Stocks rose broadly on Wall Street today, nearly reversing the S&P 500’s losses from last week, when jitters over a new coronavirus variant roiled markets.
The benchmark index rose 1.2%. More than 85% of stocks in the index gained ground, with technology companies and banks accounting for a large slice of the gains. The rally also included airlines, cruise lines and other travel-related companies that stand to benefit from the economy staying clear of more pandemic-related restrictions.
The Dow Jones Industrial Average rose 1.9%, while the Nasdaq composite gained 0.9%. Small-company stocks outpaced the broader market, sending the Russell 2000 index 2% higher. Long-term bond yields rose, also making up a big portion of what they lost last week.
Wall Street was encouraged by comments from Dr. Anthony Fauci, the White House’s chief medical adviser, who said early indications suggested that the omicron variant of COVID-19 may be less dangerous than the delta variant. It will still take a few weeks to learn whether omicron is more contagious, causes more severe illness or evades immunity.
“The COVID concerns from last week maybe aren’t as pronounced, and some of the geopolitical tensions maybe are not quite as pronounced,” said Willie Delwiche, investment strategist at All Star Charts. “At least for a day, people feel better about it.”
The S&P 500 rose 53.24 points to 4,591.67. The Dow gained 646.95 points to 35,227.03. The Nasdaq rose 139.68 to 15,225.15. The Russell 2000 picked up 44.17 points to 2,203.48.
Bond yields rose, which benefits banks. The yield on the 10-year Treasury rose to 1.44% from 1.33% late Friday. JPMorgan Chase rose 1.2%.
Delwiche said that the rise in the 10-year bond yield says more about investors’ confidence in the economy than the pickup in stocks.
“Seeing yields in the 10-year get back above 1.40% is the most encouraging development,” he said. “It’s hard to make an optimistic case of the U.S. economy if yields are moving lower.”
U.S. crude oil prices rose 4.9% and helped send energy stocks higher. Exxon Mobil rose 1.1%.
Airlines, cruise operators and a wide range of travel-related companies made solid gains. Norwegian Cruise Line vaulted 9.5% for the biggest gain in the S&P 500. Rivals Carnival and Royal Caribbean jumped 8.1% and 8.2%, respectively.
American Airlines climbed 7.9%, while United Airlines gained 8.3%. Expedia Group rose 6.7%. The travel industry has been under pressure over concerns about the latest coronavirus variant and the potential for it to crimp economic activity in the midst of the busy holiday season.
Shares in COVID-19 vaccine makers fell. Moderna slid 13.5% for the biggest decline among S&P 500 stocks. Pfizer dropped 5.1% and BioNTech slumped 18.7%.
The stock market is coming off of a choppy week as investors gauged the threat from COVID-19, along with a mixed batch of job market data and lingering inflation concerns. The S&P 500 posted two straight weekly losses heading into this week. The benchmark index is up 22.3% for the year.
Investors are still reacting to the Federal Reserve’s plan to hasten the withdrawal of its support for the market and economy, said Michael Arone, chief investment strategist at State Street Global Advisors.
The central bank plans to speed up the pace at which it trims bond purchases, which have helped keep interest rates low. That has raised concerns that the Fed will raise its benchmark interest rates next year sooner than expected.
“What you’re seeing now is that is being priced into markets and that underlying shift in expectations is starting to play out in market leadership,” Arone said.
Banks and other sectors that benefit from higher interest rates are starting to lead the market higher, while industries that typically suffer from higher rates, like technology stocks, are lagging, he said.
Investors will get more economic data this week that could help give them a clearer picture of the economy.

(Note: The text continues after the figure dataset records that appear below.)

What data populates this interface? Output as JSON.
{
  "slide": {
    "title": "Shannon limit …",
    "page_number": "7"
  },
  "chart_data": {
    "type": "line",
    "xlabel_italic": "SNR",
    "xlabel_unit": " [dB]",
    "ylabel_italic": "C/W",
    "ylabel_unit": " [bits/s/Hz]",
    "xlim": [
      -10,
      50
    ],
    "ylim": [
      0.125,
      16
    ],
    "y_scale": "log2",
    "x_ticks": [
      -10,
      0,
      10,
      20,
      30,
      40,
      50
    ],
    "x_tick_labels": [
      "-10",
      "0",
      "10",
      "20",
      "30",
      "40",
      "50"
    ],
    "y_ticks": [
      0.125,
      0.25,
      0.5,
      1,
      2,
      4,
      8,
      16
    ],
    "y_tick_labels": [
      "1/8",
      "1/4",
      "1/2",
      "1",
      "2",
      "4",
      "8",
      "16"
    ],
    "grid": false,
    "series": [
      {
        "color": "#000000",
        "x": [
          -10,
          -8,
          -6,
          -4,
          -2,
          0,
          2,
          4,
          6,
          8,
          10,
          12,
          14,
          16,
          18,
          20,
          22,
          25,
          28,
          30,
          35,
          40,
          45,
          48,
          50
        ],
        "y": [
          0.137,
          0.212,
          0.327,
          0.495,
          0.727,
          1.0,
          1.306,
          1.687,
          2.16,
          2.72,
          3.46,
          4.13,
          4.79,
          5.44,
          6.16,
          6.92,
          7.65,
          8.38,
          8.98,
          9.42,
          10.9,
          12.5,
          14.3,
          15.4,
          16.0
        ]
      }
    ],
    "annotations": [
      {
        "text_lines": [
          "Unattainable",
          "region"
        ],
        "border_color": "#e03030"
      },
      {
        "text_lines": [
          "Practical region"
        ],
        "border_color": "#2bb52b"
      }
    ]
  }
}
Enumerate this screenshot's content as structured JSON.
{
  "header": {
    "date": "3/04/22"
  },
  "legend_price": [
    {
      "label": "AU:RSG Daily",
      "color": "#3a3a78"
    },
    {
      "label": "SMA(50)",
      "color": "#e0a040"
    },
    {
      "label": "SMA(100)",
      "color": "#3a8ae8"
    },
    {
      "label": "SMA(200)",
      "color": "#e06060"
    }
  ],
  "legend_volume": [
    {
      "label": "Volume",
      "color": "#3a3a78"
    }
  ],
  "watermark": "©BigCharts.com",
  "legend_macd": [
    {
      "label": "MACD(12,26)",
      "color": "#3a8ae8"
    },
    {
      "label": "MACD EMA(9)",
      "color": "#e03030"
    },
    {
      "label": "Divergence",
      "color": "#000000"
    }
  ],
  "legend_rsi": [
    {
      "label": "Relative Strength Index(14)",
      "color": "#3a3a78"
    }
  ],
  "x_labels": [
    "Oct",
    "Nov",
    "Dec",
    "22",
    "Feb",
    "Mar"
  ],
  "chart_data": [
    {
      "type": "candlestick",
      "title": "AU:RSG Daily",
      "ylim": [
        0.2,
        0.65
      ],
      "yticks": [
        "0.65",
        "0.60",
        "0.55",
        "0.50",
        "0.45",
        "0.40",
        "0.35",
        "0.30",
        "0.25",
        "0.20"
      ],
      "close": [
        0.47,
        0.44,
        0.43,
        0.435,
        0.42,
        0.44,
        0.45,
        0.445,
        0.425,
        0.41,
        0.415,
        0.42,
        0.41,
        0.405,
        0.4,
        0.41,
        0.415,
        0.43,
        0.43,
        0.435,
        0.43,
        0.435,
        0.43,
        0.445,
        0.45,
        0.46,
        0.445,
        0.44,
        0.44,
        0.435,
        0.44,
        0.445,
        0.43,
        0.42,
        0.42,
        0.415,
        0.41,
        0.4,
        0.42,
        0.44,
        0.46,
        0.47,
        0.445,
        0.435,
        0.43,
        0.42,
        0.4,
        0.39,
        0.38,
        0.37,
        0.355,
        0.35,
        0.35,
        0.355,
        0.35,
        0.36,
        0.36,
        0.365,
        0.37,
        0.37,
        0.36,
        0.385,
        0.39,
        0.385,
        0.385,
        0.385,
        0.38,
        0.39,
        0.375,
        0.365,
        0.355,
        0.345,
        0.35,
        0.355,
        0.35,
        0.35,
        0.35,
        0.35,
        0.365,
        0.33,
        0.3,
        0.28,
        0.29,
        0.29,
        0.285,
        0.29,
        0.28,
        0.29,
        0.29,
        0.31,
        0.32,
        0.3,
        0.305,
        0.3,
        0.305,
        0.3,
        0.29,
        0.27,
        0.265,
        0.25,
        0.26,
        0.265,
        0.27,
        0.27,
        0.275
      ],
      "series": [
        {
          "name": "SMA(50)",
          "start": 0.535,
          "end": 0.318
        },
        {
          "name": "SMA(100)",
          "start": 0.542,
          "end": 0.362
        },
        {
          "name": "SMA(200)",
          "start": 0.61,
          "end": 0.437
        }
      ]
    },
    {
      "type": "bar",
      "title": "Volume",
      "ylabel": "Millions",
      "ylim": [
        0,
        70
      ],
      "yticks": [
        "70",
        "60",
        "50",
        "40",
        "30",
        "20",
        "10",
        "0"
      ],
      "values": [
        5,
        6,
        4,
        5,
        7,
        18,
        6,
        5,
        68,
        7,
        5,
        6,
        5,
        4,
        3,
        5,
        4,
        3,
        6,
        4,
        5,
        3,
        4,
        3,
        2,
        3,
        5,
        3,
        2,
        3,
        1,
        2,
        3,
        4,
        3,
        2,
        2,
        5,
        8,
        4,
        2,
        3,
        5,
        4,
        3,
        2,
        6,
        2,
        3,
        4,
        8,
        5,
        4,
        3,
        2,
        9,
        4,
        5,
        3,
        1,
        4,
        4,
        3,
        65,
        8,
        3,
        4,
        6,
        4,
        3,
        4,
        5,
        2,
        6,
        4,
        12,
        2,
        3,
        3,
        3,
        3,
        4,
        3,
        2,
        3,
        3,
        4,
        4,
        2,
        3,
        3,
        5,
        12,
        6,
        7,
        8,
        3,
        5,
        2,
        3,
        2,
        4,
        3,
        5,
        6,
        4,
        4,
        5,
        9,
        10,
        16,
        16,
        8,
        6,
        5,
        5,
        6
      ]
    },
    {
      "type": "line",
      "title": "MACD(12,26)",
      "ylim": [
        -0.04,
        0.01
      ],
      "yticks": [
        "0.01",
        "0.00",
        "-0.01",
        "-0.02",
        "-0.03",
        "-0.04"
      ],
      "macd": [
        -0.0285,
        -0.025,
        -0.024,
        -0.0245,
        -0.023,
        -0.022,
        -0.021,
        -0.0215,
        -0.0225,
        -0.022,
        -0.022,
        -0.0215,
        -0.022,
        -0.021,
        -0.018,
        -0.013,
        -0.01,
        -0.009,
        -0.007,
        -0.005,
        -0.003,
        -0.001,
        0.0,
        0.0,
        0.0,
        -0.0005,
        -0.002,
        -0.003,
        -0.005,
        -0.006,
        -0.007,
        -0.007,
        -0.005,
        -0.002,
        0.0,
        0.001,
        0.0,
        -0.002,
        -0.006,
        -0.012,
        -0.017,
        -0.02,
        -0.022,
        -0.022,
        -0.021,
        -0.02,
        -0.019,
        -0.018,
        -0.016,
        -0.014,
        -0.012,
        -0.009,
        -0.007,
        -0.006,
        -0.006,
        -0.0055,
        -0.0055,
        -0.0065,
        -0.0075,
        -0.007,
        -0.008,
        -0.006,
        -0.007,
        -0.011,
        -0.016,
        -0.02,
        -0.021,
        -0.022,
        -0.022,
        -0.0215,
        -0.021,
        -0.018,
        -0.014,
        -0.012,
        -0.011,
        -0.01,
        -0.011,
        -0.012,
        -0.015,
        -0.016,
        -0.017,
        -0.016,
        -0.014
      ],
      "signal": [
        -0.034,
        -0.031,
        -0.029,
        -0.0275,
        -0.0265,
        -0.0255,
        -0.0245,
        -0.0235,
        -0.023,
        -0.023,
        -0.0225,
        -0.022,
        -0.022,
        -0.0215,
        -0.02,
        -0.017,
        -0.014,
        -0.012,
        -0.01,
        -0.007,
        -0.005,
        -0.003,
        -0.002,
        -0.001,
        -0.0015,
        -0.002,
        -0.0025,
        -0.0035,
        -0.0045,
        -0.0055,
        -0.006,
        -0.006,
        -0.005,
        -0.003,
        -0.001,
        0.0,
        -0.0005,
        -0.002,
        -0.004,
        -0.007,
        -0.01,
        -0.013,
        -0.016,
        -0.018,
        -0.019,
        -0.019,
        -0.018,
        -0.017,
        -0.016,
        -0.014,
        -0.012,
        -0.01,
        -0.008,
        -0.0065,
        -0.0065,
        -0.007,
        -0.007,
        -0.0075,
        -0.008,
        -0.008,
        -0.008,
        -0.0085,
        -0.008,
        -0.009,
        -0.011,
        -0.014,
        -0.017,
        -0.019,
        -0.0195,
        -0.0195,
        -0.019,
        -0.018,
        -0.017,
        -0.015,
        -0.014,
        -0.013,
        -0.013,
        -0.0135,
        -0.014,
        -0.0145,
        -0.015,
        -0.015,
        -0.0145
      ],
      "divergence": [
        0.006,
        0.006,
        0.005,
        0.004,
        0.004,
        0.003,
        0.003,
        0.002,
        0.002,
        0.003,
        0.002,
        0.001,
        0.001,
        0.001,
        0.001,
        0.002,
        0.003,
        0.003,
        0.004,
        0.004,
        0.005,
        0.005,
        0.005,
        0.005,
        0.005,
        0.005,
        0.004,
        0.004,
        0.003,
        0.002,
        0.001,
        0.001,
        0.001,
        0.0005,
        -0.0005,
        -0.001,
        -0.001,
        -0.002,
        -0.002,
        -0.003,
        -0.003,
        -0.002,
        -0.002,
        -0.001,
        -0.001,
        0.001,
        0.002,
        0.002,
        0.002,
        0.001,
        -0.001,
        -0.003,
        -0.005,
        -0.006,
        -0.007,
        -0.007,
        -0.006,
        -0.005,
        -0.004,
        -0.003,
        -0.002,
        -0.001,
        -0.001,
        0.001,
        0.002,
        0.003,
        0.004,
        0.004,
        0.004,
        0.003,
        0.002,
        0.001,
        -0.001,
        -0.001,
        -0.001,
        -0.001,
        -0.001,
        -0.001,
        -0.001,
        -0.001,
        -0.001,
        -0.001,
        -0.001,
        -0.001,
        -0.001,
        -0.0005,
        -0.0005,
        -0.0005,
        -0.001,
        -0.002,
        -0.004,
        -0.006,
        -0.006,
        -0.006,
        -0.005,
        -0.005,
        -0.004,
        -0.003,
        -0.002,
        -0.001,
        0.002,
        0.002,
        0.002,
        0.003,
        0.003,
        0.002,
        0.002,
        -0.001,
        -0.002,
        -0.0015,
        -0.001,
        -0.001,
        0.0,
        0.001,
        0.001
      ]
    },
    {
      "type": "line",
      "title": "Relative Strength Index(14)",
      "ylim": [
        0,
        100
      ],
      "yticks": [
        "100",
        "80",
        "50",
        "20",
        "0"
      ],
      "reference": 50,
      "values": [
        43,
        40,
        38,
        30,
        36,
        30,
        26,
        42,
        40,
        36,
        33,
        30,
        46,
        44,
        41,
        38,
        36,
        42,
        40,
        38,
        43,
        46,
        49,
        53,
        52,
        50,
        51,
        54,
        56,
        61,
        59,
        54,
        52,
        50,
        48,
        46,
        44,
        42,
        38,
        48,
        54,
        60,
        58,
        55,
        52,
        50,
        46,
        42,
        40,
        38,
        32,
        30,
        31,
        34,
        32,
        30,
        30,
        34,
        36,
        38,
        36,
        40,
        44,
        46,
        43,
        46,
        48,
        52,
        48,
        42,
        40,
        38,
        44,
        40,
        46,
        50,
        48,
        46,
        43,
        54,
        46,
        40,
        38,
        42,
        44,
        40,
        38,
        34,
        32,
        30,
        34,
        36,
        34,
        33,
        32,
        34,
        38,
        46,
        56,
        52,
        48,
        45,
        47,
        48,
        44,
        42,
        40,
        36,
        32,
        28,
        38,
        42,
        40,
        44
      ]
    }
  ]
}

The Labor Department will release its job openings and labor turnover survey for October on Wednesday, along with its weekly unemployment benefits report on Thursday. Wall Street will get another update on inflation when the Labor Department releases the Consumer Price Index for November on Friday.
A mix of corporate news helped send several stocks higher. Del Taco Restaurants surged 66.1% on news it is being bought by Jack in the Box.
Department store operator Kohl’s rose 5.4% after activist investor Engine Capital LP pushed for a sale or spin off.
BuzzFeed fell 11% in its market debut after the digital media company went public through a merger with a special purpose acquisition company.
The price of Bitcoin, which fell sharply on Friday, steadied by late afternoon Monday, edging up 0.1% to $48,947, according to Coindesk.